Using Arsenic? Drop a note — I read everything: open a blank issue titled "Using this"
You upgraded the model. Your tests passed.
Three weeks later the support bot sounds different. Responses are shorter. A legal disclaimer stopped appearing. The JSON shape changed on one endpoint. Nobody noticed until a customer complained.

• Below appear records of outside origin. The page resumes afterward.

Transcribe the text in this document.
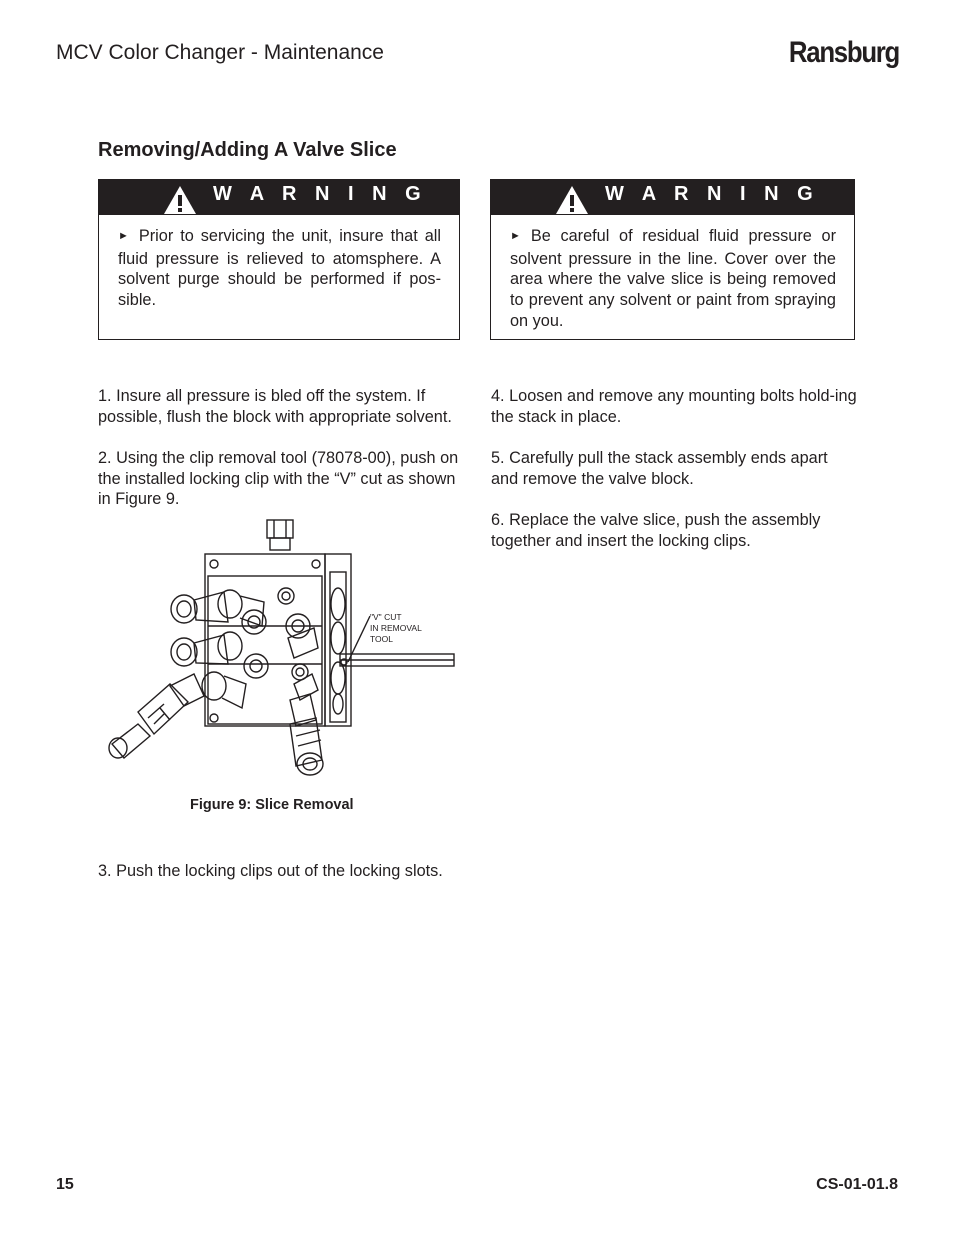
MCV Color Changer - Maintenance	Ransburg
Removing/Adding A Valve Slice
W A R N I N G
► Prior to servicing the unit, insure that all fluid pressure is relieved to atomsphere. A solvent purge should be performed if pos-sible.
W A R N I N G
► Be careful of residual fluid pressure or solvent pressure in the line. Cover over the area where the valve slice is being removed to prevent any solvent or paint from spraying on you.
1. Insure all pressure is bled off the system. If possible, flush the block with appropriate solvent.
2. Using the clip removal tool (78078-00), push on the installed locking clip with the “V” cut as shown in Figure 9.
3. Push the locking clips out of the locking slots.
4. Loosen and remove any mounting bolts hold-ing the stack in place.
5. Carefully pull the stack assembly ends apart and remove the valve block.
6. Replace the valve slice, push the assembly together and insert the locking clips.
"V" CUT
IN REMOVAL
TOOL
Figure 9: Slice Removal
15	CS-01-01.8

Arsenic catches this before you deploy.
| Comparison | Probe pack | Probes | Result |
|---|---|---|---|
| gpt-4o-mini → gpt-4.1-mini | Reasoning chains | 10 | 🔴 3 critical regressions |
| gpt-4o-mini → gpt-4.1-mini | Code generation | 10 | ✅ 10/10 green |
| gpt-4o-mini → gpt-4.1-mini | JSON schema | 10 | |
| gpt-4o-mini → gpt-4.1-mini | Sycophancy | 10 | |
| gpt-4o-mini → gpt-4.1-mini | Standard suite | 18 | |
| llama3.1:8b → llama3.2:3b | Standard suite | 18 | 🔴 1 critical regression |
The code generation upgrade is safe. The reasoning upgrade is not. That distinction is invisible to standard test suites. Arsenic surfaces it before you cut over.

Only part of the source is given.